Become superuser or assume an equivalent role.
Roles contain authorizations and privileged commands. For more information about roles, see Configuring RBAC (Task Map) in System Administration Guide: Security Services.
If the system has several partitions, install the partitions under separate directories, for example, /export/home1 and /export/home2.
Use the Solaris Management Console tools to create and maintain the auto_home map.
Whenever you create a new user account, type the location of the user's home directory in the auto_home map. Map entries can be simple, for example:
rusty dragon:/export/home1/& gwenda dragon:/export/home1/& charles sundog:/export/home2/& rich dragon:/export/home3/&
Notice the use of the & (ampersand) to substitute the map key. The ampersand is an abbreviation for the second occurrence of rusty in the following example.
With the auto_home map in place, users can refer to any home directory (including their own) with the path /home/user. user is their login name and the key in the map. This common view of all home directories is valuable when logging in to another user's computer. Autofs mounts your home directory for you. Similarly, if you run a remote windowing system client on another computer, the client program has the same view of the /home directory.
This common view also extends to the server.
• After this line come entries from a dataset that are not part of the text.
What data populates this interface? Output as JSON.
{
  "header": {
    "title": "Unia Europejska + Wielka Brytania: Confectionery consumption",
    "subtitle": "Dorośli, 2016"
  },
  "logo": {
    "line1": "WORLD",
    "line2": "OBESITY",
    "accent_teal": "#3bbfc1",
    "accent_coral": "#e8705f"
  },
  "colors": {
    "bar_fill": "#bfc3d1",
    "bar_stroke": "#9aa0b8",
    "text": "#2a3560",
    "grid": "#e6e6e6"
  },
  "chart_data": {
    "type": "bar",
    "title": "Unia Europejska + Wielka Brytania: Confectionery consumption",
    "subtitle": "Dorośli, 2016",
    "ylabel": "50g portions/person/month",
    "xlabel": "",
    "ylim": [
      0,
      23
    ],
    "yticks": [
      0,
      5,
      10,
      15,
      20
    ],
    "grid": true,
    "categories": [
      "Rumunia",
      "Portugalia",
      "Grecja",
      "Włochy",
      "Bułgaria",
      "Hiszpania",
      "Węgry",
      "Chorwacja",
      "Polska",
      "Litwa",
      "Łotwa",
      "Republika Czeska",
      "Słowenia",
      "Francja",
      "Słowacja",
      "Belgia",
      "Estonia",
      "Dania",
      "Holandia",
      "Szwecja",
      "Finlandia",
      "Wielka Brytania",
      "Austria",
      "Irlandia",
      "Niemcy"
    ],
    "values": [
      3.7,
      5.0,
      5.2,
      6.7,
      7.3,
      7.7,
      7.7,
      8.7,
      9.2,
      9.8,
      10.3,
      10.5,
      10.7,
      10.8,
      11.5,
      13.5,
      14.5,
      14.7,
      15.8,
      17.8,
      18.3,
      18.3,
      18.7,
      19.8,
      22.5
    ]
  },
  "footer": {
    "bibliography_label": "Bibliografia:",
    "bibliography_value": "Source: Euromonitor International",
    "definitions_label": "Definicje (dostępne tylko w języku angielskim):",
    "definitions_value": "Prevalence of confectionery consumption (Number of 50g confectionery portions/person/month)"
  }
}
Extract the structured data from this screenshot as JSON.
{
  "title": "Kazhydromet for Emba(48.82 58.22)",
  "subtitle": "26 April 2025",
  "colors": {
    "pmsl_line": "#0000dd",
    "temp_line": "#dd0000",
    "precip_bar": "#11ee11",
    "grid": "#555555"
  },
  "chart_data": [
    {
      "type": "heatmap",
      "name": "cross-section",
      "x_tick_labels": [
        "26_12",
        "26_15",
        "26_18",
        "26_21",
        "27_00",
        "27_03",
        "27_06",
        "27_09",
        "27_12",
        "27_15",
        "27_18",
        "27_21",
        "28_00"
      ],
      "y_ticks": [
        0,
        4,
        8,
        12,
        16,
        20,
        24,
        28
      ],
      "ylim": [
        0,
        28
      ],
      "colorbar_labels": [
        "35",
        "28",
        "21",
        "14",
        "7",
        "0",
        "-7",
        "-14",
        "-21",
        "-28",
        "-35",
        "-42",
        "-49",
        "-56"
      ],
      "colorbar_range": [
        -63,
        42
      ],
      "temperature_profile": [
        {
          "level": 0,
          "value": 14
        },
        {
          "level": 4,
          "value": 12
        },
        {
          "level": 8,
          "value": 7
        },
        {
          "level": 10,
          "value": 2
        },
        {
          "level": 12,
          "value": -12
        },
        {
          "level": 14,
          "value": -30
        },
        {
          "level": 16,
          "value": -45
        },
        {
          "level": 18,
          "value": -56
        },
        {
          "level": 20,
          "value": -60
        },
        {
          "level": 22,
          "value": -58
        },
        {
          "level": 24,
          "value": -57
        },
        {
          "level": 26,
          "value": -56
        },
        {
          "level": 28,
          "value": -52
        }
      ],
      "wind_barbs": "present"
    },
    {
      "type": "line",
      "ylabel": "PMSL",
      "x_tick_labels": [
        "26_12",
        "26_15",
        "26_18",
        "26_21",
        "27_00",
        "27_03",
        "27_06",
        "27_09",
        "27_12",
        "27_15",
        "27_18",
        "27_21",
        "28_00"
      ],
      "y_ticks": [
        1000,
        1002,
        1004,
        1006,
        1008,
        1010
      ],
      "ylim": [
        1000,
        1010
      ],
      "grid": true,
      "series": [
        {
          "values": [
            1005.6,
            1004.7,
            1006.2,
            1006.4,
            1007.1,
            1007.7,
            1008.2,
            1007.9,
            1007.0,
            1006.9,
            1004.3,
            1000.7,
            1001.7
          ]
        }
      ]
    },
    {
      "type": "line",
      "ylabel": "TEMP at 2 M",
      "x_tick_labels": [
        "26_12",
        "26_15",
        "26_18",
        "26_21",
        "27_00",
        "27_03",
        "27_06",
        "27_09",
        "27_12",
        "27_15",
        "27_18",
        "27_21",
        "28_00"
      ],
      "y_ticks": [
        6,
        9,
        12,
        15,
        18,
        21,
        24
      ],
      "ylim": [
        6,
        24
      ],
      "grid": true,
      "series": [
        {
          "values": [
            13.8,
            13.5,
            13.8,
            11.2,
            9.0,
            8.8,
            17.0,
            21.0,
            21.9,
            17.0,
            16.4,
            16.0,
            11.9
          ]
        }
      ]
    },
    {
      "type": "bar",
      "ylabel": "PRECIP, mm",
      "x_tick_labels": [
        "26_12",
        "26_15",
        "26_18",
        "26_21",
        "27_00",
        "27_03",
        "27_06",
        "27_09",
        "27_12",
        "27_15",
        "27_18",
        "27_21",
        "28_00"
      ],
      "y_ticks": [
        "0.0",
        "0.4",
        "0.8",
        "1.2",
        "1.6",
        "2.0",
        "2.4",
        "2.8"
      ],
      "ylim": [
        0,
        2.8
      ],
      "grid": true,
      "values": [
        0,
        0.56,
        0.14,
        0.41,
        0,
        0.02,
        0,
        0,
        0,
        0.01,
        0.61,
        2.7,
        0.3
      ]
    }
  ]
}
Using the previous example, if rusty logs in to the server dragon, autofs there provides direct access to the local disk by loopback-mounting /export/home1/rusty onto /home/rusty.
Users do not need to be aware of the real location of their home directories. If rusty needs more disk space and needs to have his home directory relocated to another server, a simple change is sufficient. You need only change rusty's entry in the auto_home map to reflect the new location. Other users can continue to use the /home/rusty path.